Dynamic web servers are HTTP server softwares that generates HTML pages dynamically. The pages of the website are defined
as executable codes, not just as pure HTML static tags. These codes are executed by the time the page is requested, generating thus the page dynamically. Here we'll explain three approaches for generating dynamic HTML content: CGI, Server APIs and Server Pages.
CGI – Common Gateway Interface In CGI, for each HTTP
request the web server receives it generates a new sub-
process in the underlying operating system. This sub-process then executes an external program, according to the request, that will generate the appropriate output, for example rendering an HTML table based on information from the application database. The server then receives this output and forwards it to the user. After all, the early mentioned sub-process dies.

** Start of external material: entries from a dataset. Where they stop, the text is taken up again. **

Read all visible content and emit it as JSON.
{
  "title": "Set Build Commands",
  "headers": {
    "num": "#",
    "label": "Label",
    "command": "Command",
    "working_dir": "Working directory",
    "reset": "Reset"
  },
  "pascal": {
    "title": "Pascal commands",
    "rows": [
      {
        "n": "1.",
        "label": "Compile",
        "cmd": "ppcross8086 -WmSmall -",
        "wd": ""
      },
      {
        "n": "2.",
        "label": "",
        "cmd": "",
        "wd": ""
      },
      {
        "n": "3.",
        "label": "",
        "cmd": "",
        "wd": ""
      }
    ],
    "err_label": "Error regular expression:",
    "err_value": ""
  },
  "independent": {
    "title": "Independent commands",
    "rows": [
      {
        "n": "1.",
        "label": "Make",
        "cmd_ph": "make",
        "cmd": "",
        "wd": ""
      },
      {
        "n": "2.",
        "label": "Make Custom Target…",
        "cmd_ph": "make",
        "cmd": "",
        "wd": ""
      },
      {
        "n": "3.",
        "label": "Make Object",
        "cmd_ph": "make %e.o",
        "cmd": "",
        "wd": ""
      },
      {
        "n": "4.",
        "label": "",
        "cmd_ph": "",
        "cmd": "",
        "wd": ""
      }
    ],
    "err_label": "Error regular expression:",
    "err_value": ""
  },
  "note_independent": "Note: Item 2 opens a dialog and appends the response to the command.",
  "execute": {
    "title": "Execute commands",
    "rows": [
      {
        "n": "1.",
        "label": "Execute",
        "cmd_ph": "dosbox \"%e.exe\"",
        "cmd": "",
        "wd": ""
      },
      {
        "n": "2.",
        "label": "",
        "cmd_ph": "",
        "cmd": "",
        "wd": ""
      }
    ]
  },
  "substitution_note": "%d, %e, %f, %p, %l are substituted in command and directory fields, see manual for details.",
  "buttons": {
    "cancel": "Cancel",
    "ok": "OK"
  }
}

CGI was one of the earliest techniques to appear and is still used by some websites nowadays. It has as an advantage the fact that it can be used any language to write the CGI program, besides being fairly easy to use. However there is performance problems, as each request causes that a new process rises in the operating system. Another problem is redundancy, since processes repeat operations that could be shared among requests, such as connections to the database.
Server APIs In this technique, the web server loads a module (.dll files on Windows and .so on Linux) that will be responsible for serving its addressed HTTP requests. Each request corresponds to a simple function call, not generating thus a new process as in CGI. That function produces then the dynamic content that will be returned to the user, all this in the same process.
The Server APIs have appeared getting around the CGI problems, since each HTTP request corresponds to native code execution in the same process the web server resides. Further, there is no redundancy as it happens in CGI , because being everything in the same system process, there is a memory space the server provides for storing state and data shared among requests. Therefore, costly processings are avoided to be repeated, e.g. when running complex queries in the database, whose results can now be cached and shared among requests.
However there's some disadvantages. First, it's necessary to work with low level languages such as C/C++ to write the modules, leading to complexity regarding extending the web server. Besides it's dangerous as by just one code error, not only the related application can be affected but also the whole server. It can even cause a server crash.
Further, the Server APIs cannot be shared among servers as each of them has its own API. For example, a dynamic website built with the Apache's server API won't run under IIS. As a general role, for each web server that will be used it's necessary to learn about a new Server API.
Server Pages Server Pages are most recent and widely adopted nowadays. In this approach each HTTP request is forwarded to a server module as in Server APIs, but instead of serving directly the request this module delegates this task to a dynamic HTML page, or Server Page. Now modules are only script processors and the guidelines about how the dynamic content must be generated are now in dynamic HTML pages, that is, HTML pages with embedded scripts that are executed in the server by the module for generating the HTTP response to the user.
Server Pages in general use script languages which are simpler and less dangerous, beyond not generating new processes in the operational system. However they are not as faster as the Server APIs, beyond sometimes being specific to some servers (e.g. Microsoft ASP - as an exception we can note PHP).
Server Pages also have the problem of stimulating a bad programming pratice that is to embed the script's business logic into the page layout. In the Server APIs and CGI it's possible to plates for dlayout, but using Server Pages it's a little more complicated since they are, by nature , a blend of layout and code.
Java platform for instance, as an alternative for this, allows to create a structure where the JSP pages are used only for layout, keeping the business logic in pure Java classes separate from the rest of the system, and being supported by web frameworks such as Struts, WebWork and Mentawai.
To finish, it is proper to still mention another approach of Server Pages which replaces the embedded scripts wrote in programming language by special tags, becoming more friendly for design professionals to comprehend the Server Page. These professionals are more used to tags than to codes. As an example we can mention JSTL which is part of Java platform, and CodeFusion from Macromedia.